それに気づいた椿が手で隠しながら恥ずかしそうに笑う。
喜三太、頼むからそれに触れるな。
「痒そうだねぇ。僕もよく刺されるよ。」
おい………ん?
「そうなの。さっき薬貰ったんだけどね、ここ襟に当たって痒くてね。」
………………………
「わぁ、大変だねぇ。」
だから………は?………何だって?
「じゃあみんな、ちょっと借りてくね。留三郎行くよ。
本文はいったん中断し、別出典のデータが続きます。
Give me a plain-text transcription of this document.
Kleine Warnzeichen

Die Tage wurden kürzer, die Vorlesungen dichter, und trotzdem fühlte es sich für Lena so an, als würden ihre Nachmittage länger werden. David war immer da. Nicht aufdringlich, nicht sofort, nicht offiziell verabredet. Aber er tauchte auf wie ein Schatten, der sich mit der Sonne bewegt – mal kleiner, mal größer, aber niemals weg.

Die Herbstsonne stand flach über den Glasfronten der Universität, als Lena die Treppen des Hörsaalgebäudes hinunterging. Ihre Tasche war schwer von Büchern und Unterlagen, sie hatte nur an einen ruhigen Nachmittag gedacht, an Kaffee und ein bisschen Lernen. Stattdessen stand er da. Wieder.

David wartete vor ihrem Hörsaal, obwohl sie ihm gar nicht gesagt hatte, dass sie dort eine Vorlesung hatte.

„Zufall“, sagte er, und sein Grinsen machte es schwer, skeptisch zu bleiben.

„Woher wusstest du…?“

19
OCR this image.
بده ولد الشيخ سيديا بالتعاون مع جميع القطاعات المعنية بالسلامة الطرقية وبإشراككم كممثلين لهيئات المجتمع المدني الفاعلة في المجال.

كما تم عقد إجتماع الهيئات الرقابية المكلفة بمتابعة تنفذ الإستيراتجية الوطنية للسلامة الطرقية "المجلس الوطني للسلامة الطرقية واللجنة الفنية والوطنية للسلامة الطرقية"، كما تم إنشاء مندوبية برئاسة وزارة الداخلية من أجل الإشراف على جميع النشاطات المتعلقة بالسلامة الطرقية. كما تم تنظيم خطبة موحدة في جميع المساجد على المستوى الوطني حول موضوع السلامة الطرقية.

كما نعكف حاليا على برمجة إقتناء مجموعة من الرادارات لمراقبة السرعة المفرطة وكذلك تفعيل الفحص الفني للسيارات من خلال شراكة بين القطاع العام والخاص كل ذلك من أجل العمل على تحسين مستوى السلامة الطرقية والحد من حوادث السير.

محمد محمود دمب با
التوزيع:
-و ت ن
」
「お、おい!?」
「いってらっしゃーい!」
後輩たちに手を振られ、俺は椿に引っ張られて連行された。
校舎裏の人気のないところまで来ると、椿は少し怒ったような顔で俺に向き直る。
「留三郎、何か怒ってる?今朝から変だよ?」
それを椿に言われるのか?というか、言わなきゃいけないのか?
情けねぇ……
「お、お前の……その、だから……」
「私?私の何?」
椿がぐいっと詰め寄る。
責めるようなその目に、俺は覚悟を決めた。
「ねぇなんなのよ?」
「……あーもう!!だから、お前の首に付いたそれが、誰かに付けられたものだと気になってだなあ!!」
椿は驚いた顔をしたあと、急に笑い出す。
まぁ、当然そうなるわな。
「これ?これは虫に刺されたんだよ、寝てる間に。なんだ、これ気になってたの?」
「なんだとは、なんだ!?俺は…!」
「ふふ、心配してくれたんだ?」
図星をつかれ顔が熱くなる。
「あのね、実を言うと少し不安だったんだ。」
「?」
「留三郎ってさ、その…あまり言ってくれないから。なに考えてるのかなって思って。」